A reply to Understanding Conservative Populism and review of Dueck’s Age of Iron about American populism, a little long but an interesting topic.

...Populism in America has been a part of our politics and has not resulted in authoritarian policies. He observes, “perhaps the single most striking feature of American populism historically is its sheer variety in terms of attitudes, platforms, and specific issues of concern.” From William Jennings Bryan’s late 19th-century agrarian movement, FDR’s New Deal, and the Nixon conservative populism that came to remake the GOP, populism has constantly been at work in our politics, with “these power struggles tak[ing] place—as America’s founders believed they would—within the framework of a federal constitutional republic.”

...The relative benignity of American populism—that it is a part of our politics and it remakes our parties from time to time—turns on whether the framework of the Constitution remains in place. If we are going to consider American populism, then we must understand how our institutions are currently faring. Our constitutional order is built on popular sovereignty, but also the filtering mechanisms of representation in institutions designed to produce deliberated outcomes, more or less acceptable to a broad range of Americans. But this constitutional system no longer works as intended.
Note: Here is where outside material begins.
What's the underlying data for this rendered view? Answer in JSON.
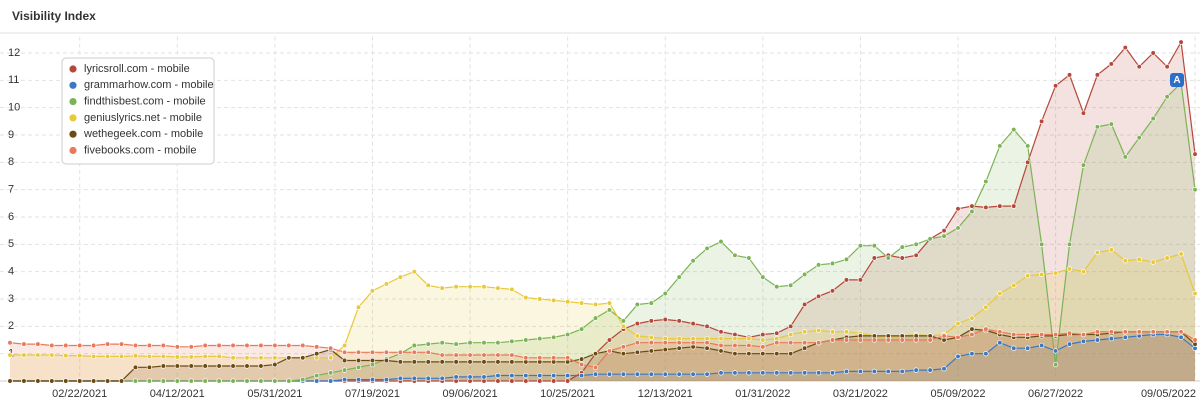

...It took President Obama until the second term of his presidency to tout his “pen and phone” strategy of ignoring congressional constitutional power, but Democratic Presidential candidate Kamala Harris openly proclaims her willingness to prohibit certain firearms with an executive order, the Constitution be damned, because “we can’t wait.” While Dueck’s observations on the populisms of the past ring true, once these crucial pieces of our constitutional architecture are eliminated, can they be put back together?
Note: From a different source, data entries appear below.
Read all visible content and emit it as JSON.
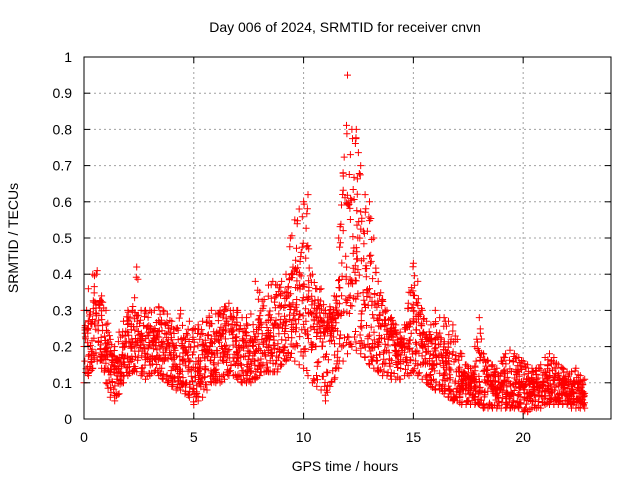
{
  "chart_data": {
    "type": "scatter",
    "title": "Day 006 of 2024, SRMTID for receiver cnvn",
    "xlabel": "GPS time / hours",
    "ylabel": "SRMTID / TECUs",
    "xlim": [
      0,
      24
    ],
    "ylim": [
      0,
      1
    ],
    "x_ticks": [
      0,
      5,
      10,
      15,
      20
    ],
    "x_tick_labels": [
      "0",
      "5",
      "10",
      "15",
      "20"
    ],
    "y_ticks": [
      0,
      0.1,
      0.2,
      0.3,
      0.4,
      0.5,
      0.6,
      0.7,
      0.8,
      0.9,
      1
    ],
    "y_tick_labels": [
      "0",
      "0.1",
      "0.2",
      "0.3",
      "0.4",
      "0.5",
      "0.6",
      "0.7",
      "0.8",
      "0.9",
      "1"
    ],
    "grid": true,
    "marker": "+",
    "color": "#ff0000",
    "series": [
      {
        "name": "SRMTID",
        "x": [
          0.0,
          0.2,
          0.4,
          0.6,
          0.8,
          1.0,
          1.2,
          1.4,
          1.6,
          1.8,
          2.0,
          2.2,
          2.4,
          2.6,
          2.8,
          3.0,
          3.2,
          3.4,
          3.6,
          3.8,
          4.0,
          4.2,
          4.4,
          4.6,
          4.8,
          5.0,
          5.2,
          5.4,
          5.6,
          5.8,
          6.0,
          6.2,
          6.4,
          6.6,
          6.8,
          7.0,
          7.2,
          7.4,
          7.6,
          7.8,
          8.0,
          8.2,
          8.4,
          8.6,
          8.8,
          9.0,
          9.2,
          9.4,
          9.6,
          9.8,
          10.0,
          10.2,
          10.4,
          10.6,
          10.8,
          11.0,
          11.2,
          11.4,
          11.6,
          11.8,
          12.0,
          12.2,
          12.4,
          12.6,
          12.8,
          13.0,
          13.2,
          13.4,
          13.6,
          13.8,
          14.0,
          14.2,
          14.4,
          14.6,
          14.8,
          15.0,
          15.2,
          15.4,
          15.6,
          15.8,
          16.0,
          16.2,
          16.4,
          16.6,
          16.8,
          17.0,
          17.2,
          17.4,
          17.6,
          17.8,
          18.0,
          18.2,
          18.4,
          18.6,
          18.8,
          19.0,
          19.2,
          19.4,
          19.6,
          19.8,
          20.0,
          20.2,
          20.4,
          20.6,
          20.8,
          21.0,
          21.2,
          21.4,
          21.6,
          21.8,
          22.0,
          22.2,
          22.4,
          22.6,
          22.8
        ],
        "median": [
          0.18,
          0.2,
          0.22,
          0.24,
          0.22,
          0.18,
          0.15,
          0.13,
          0.14,
          0.17,
          0.19,
          0.21,
          0.22,
          0.21,
          0.2,
          0.2,
          0.21,
          0.22,
          0.2,
          0.18,
          0.17,
          0.16,
          0.15,
          0.14,
          0.14,
          0.13,
          0.13,
          0.14,
          0.16,
          0.18,
          0.18,
          0.19,
          0.2,
          0.21,
          0.21,
          0.2,
          0.19,
          0.18,
          0.18,
          0.19,
          0.2,
          0.21,
          0.22,
          0.22,
          0.22,
          0.23,
          0.25,
          0.27,
          0.28,
          0.3,
          0.32,
          0.3,
          0.28,
          0.26,
          0.24,
          0.22,
          0.22,
          0.24,
          0.28,
          0.32,
          0.36,
          0.4,
          0.42,
          0.4,
          0.35,
          0.3,
          0.27,
          0.25,
          0.23,
          0.22,
          0.21,
          0.2,
          0.2,
          0.21,
          0.22,
          0.23,
          0.22,
          0.2,
          0.18,
          0.17,
          0.16,
          0.15,
          0.13,
          0.12,
          0.11,
          0.1,
          0.09,
          0.09,
          0.09,
          0.09,
          0.09,
          0.09,
          0.09,
          0.08,
          0.08,
          0.08,
          0.08,
          0.08,
          0.08,
          0.08,
          0.08,
          0.08,
          0.08,
          0.08,
          0.08,
          0.09,
          0.09,
          0.09,
          0.09,
          0.09,
          0.09,
          0.08,
          0.07,
          0.07,
          0.07
        ],
        "peak": [
          0.3,
          0.36,
          0.4,
          0.41,
          0.34,
          0.3,
          0.22,
          0.2,
          0.24,
          0.27,
          0.3,
          0.3,
          0.42,
          0.3,
          0.3,
          0.3,
          0.3,
          0.31,
          0.3,
          0.29,
          0.27,
          0.25,
          0.3,
          0.22,
          0.27,
          0.25,
          0.26,
          0.27,
          0.27,
          0.3,
          0.29,
          0.3,
          0.31,
          0.32,
          0.3,
          0.3,
          0.28,
          0.28,
          0.29,
          0.38,
          0.35,
          0.33,
          0.37,
          0.38,
          0.37,
          0.38,
          0.4,
          0.5,
          0.55,
          0.58,
          0.6,
          0.62,
          0.4,
          0.36,
          0.36,
          0.3,
          0.31,
          0.34,
          0.5,
          0.68,
          0.95,
          0.8,
          0.8,
          0.7,
          0.62,
          0.6,
          0.5,
          0.38,
          0.33,
          0.3,
          0.28,
          0.26,
          0.24,
          0.26,
          0.35,
          0.43,
          0.38,
          0.3,
          0.27,
          0.26,
          0.3,
          0.28,
          0.28,
          0.27,
          0.26,
          0.22,
          0.18,
          0.15,
          0.14,
          0.2,
          0.28,
          0.18,
          0.16,
          0.15,
          0.14,
          0.16,
          0.18,
          0.19,
          0.18,
          0.17,
          0.16,
          0.15,
          0.14,
          0.14,
          0.15,
          0.17,
          0.18,
          0.17,
          0.15,
          0.14,
          0.13,
          0.13,
          0.14,
          0.12,
          0.11
        ],
        "low": [
          0.1,
          0.12,
          0.14,
          0.16,
          0.14,
          0.1,
          0.06,
          0.05,
          0.07,
          0.1,
          0.12,
          0.13,
          0.13,
          0.12,
          0.11,
          0.12,
          0.13,
          0.12,
          0.11,
          0.1,
          0.09,
          0.08,
          0.08,
          0.07,
          0.06,
          0.04,
          0.05,
          0.06,
          0.08,
          0.1,
          0.1,
          0.1,
          0.11,
          0.12,
          0.12,
          0.11,
          0.1,
          0.1,
          0.1,
          0.11,
          0.12,
          0.13,
          0.13,
          0.13,
          0.13,
          0.15,
          0.16,
          0.17,
          0.16,
          0.15,
          0.14,
          0.12,
          0.1,
          0.09,
          0.08,
          0.05,
          0.09,
          0.11,
          0.14,
          0.16,
          0.18,
          0.2,
          0.19,
          0.18,
          0.17,
          0.15,
          0.14,
          0.13,
          0.12,
          0.12,
          0.11,
          0.11,
          0.11,
          0.12,
          0.12,
          0.13,
          0.12,
          0.11,
          0.1,
          0.09,
          0.08,
          0.08,
          0.07,
          0.06,
          0.05,
          0.05,
          0.04,
          0.04,
          0.04,
          0.04,
          0.04,
          0.03,
          0.03,
          0.03,
          0.03,
          0.03,
          0.03,
          0.03,
          0.03,
          0.03,
          0.02,
          0.02,
          0.03,
          0.03,
          0.03,
          0.04,
          0.04,
          0.04,
          0.04,
          0.04,
          0.04,
          0.03,
          0.03,
          0.03,
          0.03
        ]
      }
    ]
  }
}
...“This refounding,” Knott [author of The Lost Soul of the American Presidency] notes, shifted the presidency from its intended role as a check on majority rule to a spokesman for and implementer of the majority’s wishes.” From it has come a new politics that departs from deliberation, compromise, and limits on government. If the president, as Wilson intoned, “is free to be as big a man as he can,” then we get aggressive, anointed executives and perpetual agitation.

...President Trump represents a near majority of Americans who disagree with the post-Cold War political consensus, which has taken on fierce elements of political correctness in the past decade. They rightly believe that much of the consensus did not affirm their communities and beliefs, even perhaps looking away as they fell further behind socially and economically. There is also the matter that this same group wants Trump and the Republicans to uphold the Constitution—and to do so in the name of the country as a whole against abstract ideals for foreign policy, transnational interests, or notions of multiculturalism that obliterate the natural rights of the Declaration because said multiculturalism disputes the existence of a human nature.

The problem that remains is how to build constitutionally this conservative populist movement, even as it seems most loyal to President Trump, who is a creature of the populist presidency that itself represents a threat to the constitutional order. A new Republican party is being born, but the ultimate task is to make sure that its politics and strategy shores up our Constitution.